= Lise Hannestad =

Danish classicist, archaeologist and writer

Lise Hannestad née Budolfsen (born 1943) is a Danish classicist, archaeologist and writer. She joined the staff of Aarhus University in 1971, heading the classical archaeology department from 1989 until her retirement in 2004. She has published many articles and books in English on Greece and Rome in antiquity. Her most recent work is Nicator - Seleucus I and His Empire (2020).

==Biography==
Born on 15 October 1943 in Holstebro, Lise Hannestad is the daughter of the physician Svend Erik Budolfsen (1916–1987) and the physiotherapist Kirsten Elisabeth Larsen (1918–1989). She is the elder of two daughters. After spending her childhood in Aarhus, when she was 13 she moved with her family to Hjørring where she matriculated at the high school in 1962. She went on to study classical archaeology at the universities of Aarhus and Copenhagen, earning a master's degree from Aarhus University in 1970, followed by a PhD in 1983. During her studies, she married fellow student Niels Hannestad, who later became a professor and assisted her in her archaeological investigations.
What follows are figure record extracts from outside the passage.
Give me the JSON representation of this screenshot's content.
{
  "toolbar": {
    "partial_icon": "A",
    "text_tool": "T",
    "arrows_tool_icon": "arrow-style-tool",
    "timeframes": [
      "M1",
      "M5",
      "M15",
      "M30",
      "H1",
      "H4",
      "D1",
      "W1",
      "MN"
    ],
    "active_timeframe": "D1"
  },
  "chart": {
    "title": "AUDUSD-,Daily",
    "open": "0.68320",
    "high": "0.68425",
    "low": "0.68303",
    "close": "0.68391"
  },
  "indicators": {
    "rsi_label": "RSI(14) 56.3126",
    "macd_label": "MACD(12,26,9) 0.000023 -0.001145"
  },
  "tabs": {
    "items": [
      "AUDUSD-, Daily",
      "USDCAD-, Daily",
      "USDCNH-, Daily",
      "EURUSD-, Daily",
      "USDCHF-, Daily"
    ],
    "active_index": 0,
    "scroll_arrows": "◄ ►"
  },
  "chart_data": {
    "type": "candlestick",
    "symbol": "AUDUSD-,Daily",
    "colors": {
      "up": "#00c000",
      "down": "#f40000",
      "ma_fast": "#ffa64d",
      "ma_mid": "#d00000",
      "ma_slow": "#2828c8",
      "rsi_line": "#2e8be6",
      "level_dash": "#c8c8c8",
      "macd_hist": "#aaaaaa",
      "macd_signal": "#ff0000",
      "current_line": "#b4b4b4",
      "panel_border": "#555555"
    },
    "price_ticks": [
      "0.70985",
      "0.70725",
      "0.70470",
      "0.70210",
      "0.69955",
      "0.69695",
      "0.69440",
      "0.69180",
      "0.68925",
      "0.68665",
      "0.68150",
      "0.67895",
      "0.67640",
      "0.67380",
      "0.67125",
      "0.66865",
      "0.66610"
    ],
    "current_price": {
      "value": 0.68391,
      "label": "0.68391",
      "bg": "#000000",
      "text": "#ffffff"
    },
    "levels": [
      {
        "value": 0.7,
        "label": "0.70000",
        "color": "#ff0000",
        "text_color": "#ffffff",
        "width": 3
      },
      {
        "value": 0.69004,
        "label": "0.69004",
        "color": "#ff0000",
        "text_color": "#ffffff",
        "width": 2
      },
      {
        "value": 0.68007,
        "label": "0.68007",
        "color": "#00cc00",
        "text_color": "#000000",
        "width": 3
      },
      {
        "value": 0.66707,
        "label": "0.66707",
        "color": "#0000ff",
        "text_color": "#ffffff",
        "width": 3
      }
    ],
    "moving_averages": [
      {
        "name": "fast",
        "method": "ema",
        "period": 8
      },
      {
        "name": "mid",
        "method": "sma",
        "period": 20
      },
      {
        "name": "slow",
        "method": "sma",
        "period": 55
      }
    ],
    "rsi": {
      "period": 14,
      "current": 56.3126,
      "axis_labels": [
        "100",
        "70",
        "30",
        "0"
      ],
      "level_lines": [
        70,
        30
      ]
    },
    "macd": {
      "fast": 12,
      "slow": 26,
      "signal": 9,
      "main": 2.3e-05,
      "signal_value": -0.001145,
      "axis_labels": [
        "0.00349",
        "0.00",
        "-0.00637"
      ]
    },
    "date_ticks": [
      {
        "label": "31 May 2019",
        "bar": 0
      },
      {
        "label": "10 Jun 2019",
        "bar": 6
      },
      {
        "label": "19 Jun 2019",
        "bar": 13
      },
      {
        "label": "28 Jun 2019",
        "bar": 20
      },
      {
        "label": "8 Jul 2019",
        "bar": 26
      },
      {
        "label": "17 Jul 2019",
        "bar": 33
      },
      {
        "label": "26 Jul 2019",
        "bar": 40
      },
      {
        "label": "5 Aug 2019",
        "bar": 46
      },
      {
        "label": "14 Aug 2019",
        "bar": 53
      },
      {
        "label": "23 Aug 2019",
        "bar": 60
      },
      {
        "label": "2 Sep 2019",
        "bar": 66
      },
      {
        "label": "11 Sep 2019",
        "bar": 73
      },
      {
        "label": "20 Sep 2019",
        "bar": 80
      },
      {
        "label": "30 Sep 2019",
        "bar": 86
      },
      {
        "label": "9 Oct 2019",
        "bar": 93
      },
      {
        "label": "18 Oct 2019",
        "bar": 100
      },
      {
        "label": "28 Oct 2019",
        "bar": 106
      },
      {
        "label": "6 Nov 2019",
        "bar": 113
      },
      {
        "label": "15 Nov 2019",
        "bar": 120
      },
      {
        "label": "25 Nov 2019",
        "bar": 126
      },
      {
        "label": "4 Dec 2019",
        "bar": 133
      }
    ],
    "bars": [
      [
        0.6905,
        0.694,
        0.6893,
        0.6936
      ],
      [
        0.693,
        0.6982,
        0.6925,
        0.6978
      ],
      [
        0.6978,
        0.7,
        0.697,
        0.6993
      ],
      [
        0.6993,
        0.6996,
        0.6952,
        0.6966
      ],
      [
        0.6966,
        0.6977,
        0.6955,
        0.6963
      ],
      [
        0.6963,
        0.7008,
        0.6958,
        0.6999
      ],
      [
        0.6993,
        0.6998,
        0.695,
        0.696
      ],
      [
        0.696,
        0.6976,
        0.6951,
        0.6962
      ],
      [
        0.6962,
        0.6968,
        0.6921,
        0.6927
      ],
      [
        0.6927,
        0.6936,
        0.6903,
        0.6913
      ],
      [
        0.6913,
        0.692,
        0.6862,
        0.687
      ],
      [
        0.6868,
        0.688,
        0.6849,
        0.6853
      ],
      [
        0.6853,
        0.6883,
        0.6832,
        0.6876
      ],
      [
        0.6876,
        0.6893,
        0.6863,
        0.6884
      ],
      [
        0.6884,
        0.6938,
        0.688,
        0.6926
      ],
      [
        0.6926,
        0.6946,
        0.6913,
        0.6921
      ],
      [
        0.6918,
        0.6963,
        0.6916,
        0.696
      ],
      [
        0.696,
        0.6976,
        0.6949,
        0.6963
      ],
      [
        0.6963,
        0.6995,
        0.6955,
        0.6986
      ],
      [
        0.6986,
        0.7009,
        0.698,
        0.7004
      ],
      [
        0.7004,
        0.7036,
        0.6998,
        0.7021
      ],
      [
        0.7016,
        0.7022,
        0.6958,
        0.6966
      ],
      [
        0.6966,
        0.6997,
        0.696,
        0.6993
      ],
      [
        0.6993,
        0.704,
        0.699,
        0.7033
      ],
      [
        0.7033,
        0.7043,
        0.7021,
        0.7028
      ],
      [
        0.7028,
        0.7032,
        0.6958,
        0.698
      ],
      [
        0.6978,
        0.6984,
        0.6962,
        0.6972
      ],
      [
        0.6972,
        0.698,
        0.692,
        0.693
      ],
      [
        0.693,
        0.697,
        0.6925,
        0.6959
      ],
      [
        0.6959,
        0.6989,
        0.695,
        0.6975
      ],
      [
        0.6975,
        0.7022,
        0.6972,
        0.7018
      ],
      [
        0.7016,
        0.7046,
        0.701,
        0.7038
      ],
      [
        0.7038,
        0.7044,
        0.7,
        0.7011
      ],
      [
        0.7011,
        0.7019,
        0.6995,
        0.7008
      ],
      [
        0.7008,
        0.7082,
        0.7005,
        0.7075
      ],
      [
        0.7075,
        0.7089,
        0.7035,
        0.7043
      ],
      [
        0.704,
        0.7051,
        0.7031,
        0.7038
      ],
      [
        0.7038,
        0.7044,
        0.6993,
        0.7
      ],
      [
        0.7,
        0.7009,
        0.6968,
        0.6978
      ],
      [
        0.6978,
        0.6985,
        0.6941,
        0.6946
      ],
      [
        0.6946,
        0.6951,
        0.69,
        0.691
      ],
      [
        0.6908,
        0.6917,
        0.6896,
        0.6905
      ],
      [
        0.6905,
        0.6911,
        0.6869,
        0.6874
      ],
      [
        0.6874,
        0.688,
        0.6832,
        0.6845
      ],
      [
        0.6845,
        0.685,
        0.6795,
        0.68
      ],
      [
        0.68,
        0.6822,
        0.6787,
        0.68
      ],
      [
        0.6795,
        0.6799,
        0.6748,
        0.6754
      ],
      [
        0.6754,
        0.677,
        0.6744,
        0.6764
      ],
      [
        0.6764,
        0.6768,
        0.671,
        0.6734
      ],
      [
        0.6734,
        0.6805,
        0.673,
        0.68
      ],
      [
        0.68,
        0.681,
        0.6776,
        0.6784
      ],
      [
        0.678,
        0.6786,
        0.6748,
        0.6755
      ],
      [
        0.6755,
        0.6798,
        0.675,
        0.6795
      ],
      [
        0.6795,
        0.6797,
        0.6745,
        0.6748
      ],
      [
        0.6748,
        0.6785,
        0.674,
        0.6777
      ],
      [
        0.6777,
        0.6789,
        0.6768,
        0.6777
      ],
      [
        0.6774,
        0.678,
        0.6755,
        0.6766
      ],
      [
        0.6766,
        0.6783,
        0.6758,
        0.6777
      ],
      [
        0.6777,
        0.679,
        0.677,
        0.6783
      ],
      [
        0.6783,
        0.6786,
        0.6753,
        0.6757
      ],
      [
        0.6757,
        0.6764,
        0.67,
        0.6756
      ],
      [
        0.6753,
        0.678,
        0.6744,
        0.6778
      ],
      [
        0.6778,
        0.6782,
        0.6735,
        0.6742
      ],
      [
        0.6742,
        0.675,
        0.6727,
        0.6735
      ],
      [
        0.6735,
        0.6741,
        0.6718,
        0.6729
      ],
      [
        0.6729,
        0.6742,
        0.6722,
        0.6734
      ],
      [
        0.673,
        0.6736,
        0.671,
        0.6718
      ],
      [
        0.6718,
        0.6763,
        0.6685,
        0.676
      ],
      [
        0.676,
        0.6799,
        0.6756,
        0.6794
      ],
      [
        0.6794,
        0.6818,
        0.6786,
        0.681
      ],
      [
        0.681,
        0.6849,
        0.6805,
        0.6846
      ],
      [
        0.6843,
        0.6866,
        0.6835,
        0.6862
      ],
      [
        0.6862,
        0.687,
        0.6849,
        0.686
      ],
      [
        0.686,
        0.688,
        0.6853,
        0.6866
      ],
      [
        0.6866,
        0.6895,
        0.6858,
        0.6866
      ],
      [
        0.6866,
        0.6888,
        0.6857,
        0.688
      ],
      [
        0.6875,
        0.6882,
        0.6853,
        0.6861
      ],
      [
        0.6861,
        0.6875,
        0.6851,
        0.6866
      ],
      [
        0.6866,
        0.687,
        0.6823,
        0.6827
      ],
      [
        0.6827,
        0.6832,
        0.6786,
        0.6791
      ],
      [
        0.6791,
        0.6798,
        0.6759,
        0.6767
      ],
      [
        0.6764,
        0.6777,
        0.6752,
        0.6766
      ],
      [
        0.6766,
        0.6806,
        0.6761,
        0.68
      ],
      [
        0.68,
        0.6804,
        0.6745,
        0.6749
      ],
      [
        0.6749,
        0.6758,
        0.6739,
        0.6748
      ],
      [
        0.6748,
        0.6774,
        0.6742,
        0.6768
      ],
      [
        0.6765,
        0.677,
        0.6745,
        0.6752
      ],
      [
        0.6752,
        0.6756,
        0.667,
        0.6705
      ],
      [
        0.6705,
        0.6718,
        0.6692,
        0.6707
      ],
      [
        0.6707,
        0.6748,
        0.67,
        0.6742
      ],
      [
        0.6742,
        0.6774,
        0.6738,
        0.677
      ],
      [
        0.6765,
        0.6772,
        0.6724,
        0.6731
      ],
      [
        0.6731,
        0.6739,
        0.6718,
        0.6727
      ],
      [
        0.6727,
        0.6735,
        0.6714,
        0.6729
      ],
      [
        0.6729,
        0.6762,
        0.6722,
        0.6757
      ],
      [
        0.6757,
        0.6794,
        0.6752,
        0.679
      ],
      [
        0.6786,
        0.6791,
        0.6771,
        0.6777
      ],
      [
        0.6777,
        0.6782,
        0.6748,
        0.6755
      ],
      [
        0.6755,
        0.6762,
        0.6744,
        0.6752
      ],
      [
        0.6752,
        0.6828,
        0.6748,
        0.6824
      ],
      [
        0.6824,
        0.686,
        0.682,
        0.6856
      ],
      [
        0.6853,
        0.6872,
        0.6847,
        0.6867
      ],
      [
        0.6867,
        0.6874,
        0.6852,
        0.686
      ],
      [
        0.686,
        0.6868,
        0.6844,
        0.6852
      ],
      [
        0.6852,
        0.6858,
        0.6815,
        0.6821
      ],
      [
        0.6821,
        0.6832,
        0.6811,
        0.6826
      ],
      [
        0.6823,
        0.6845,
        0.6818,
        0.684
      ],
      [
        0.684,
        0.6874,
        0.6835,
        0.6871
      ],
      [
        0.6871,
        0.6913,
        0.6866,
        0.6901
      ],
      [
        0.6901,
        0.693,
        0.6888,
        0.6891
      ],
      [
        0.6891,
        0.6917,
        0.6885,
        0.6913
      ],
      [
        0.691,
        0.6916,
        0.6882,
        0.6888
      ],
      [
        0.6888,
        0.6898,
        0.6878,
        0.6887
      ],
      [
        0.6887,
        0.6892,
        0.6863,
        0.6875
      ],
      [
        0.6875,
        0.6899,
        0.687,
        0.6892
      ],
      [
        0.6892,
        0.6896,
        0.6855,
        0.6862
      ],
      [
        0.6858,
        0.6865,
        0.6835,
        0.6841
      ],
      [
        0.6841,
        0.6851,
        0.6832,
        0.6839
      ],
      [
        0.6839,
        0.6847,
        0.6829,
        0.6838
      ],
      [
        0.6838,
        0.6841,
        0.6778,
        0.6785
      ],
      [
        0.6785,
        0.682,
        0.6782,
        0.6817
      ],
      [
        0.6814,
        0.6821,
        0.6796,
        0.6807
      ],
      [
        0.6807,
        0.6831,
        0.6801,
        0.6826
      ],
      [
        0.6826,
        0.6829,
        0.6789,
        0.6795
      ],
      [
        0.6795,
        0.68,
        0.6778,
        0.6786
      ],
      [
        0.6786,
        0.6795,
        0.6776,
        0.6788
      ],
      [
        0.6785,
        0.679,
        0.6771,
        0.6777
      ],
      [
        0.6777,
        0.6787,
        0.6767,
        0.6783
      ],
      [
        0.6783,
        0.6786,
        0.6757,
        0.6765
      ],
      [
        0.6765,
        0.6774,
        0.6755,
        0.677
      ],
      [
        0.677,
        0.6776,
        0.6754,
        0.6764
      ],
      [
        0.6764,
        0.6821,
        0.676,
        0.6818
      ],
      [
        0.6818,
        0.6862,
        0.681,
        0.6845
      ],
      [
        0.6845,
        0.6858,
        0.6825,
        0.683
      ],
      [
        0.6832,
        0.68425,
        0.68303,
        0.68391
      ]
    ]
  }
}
Their son Steen is an astrophysicist.

Hannestad's main research interest has focused on history rather than the history of art, with special attention to the influence of ancient Greek culture or other cultures. In the mid-1970s, she published two short books on Etruscan culture, The Paris Painter: An Etruscan Vase-painter (1974) and The Followers of the Paris Painter (1976). Her doctoral thesis, Ikaros: The Hellenistic Pottery (1985), examined the Greeks' encounters in the Middle East following the conquests of Alexander the Great. More popular works in Danish include Mad og drikke i det antikke Rom (Food and Drink in Ancient Rome, 1979) and Etruskerne og deres kunst (The Etruscans and Their Art, 1982). The archaeological sites she has investigated in the Middle East and North Africa include Bodrum, Failaka, Segermes, Cephalonia and western Cyprus. In the mid-1990s, she headed Danish interests in Russian-Danish collaboration on researching Greek settlements in the Crimea. More recently, she has coordinated Danish archaeological research into the Silk Road between the Middle East and China.

Since her retirement from Aarhus University in 2004, she has continued to be active, recently publishing a history of Alexander's general and later king, Seleucus, titled Nicator - Seleucus I and His Empire (2020).